Controversy over Navy Lt. Cmdr. who fired at Chattanooga shooter

Democratic presidential candidate and former Navy Secretary Jim Webb is rushing to the defense of a Navy lieutenant commander who used a personal weapon to fire at Mohammod Youssuf Abdulazeez, the man who opened fire at two Chattanooga, Tennessee military facilities last month

During the attack - which left four Marines and one Navy sailor dead - Navy Lt. Cmdr. Timothy White fired back at Abdulazeez with his own firearm. Military personnel are banned from carrying weapons inside military recruiting and reserve stations. But Webb said on Twitter Saturday that White deserves to be praised rather than punished.

Navy charging LCDR Tim White w/ a crime for trying to defend our sailors & Marines in #Chattanooga? He deserves a medal, not an indictment.

— Jim Webb (@JimWebbUSA) August 2, 2015

Webb clarified Sunday that he had spoken to the Navy about potential charges.

Before tweeting last night, we confirmed with a defense official that the Navy was seriously considering charging LCDR Timothy White.

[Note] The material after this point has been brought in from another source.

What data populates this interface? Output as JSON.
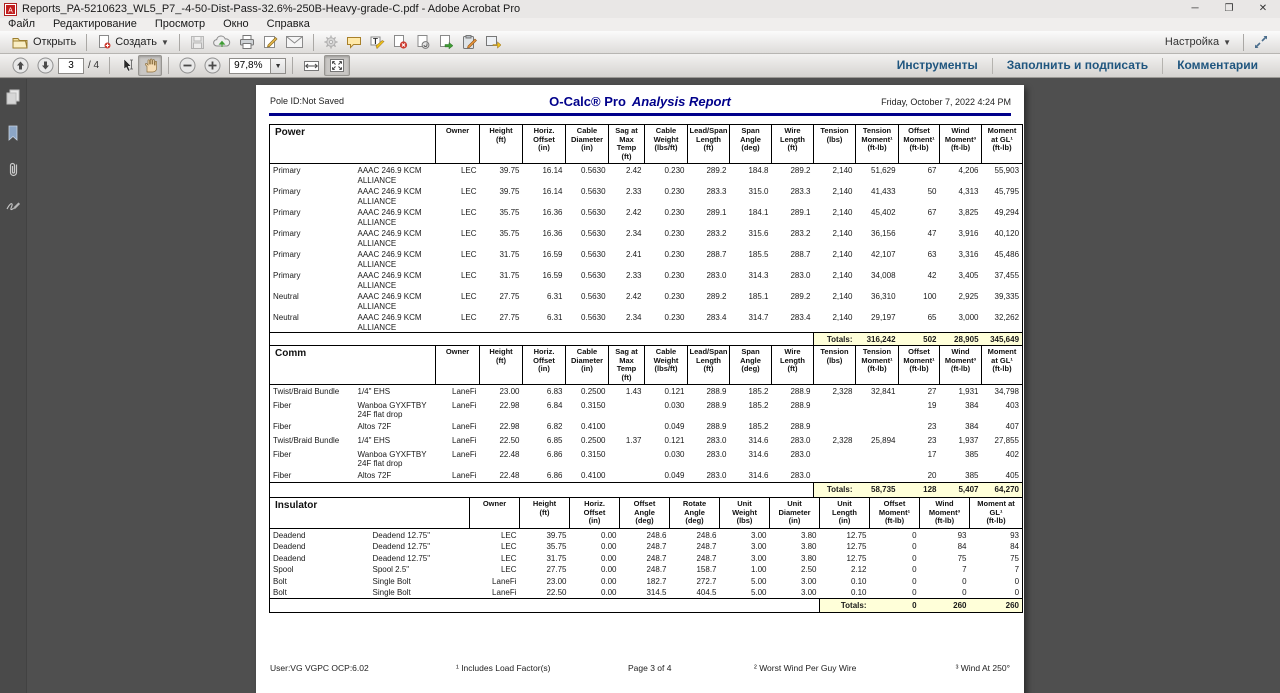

— Jim Webb (@JimWebbUSA) August 2, 2015

The charge being considered is illegally discharging a firearm on federal property. No on the record comment was offered.

— Jim Webb (@JimWebbUSA) August 2, 2015

Former Rep. Allen West, a veteran, wrote on his personal blog that he inquired about the charges in a text message and, "I can confirm that the United States Navy is bringing charges against Lt. Cmdr. Timothy White for illegally discharging a firearm on federal property." He did not say who his source was.

The Navy says it's not true. "No one is being charged right now. We are still reviewing the facts of this incident," a public affairs officer said.

The Navy also responded to comments on its Facebook page, writing, "Stories of Navy personnel being charged with an offense are not true. There is still a long way to go in reviewing the facts of this tragic incident, but at this time we can confirm no service member has been charged with an offense."

More than 23,000 people have signed a White House petition asking the president to give medals of bravery to White and other service members who were affected by the shooting. The White House promises to respond to those petitions with 100,000 signatures within 30 days.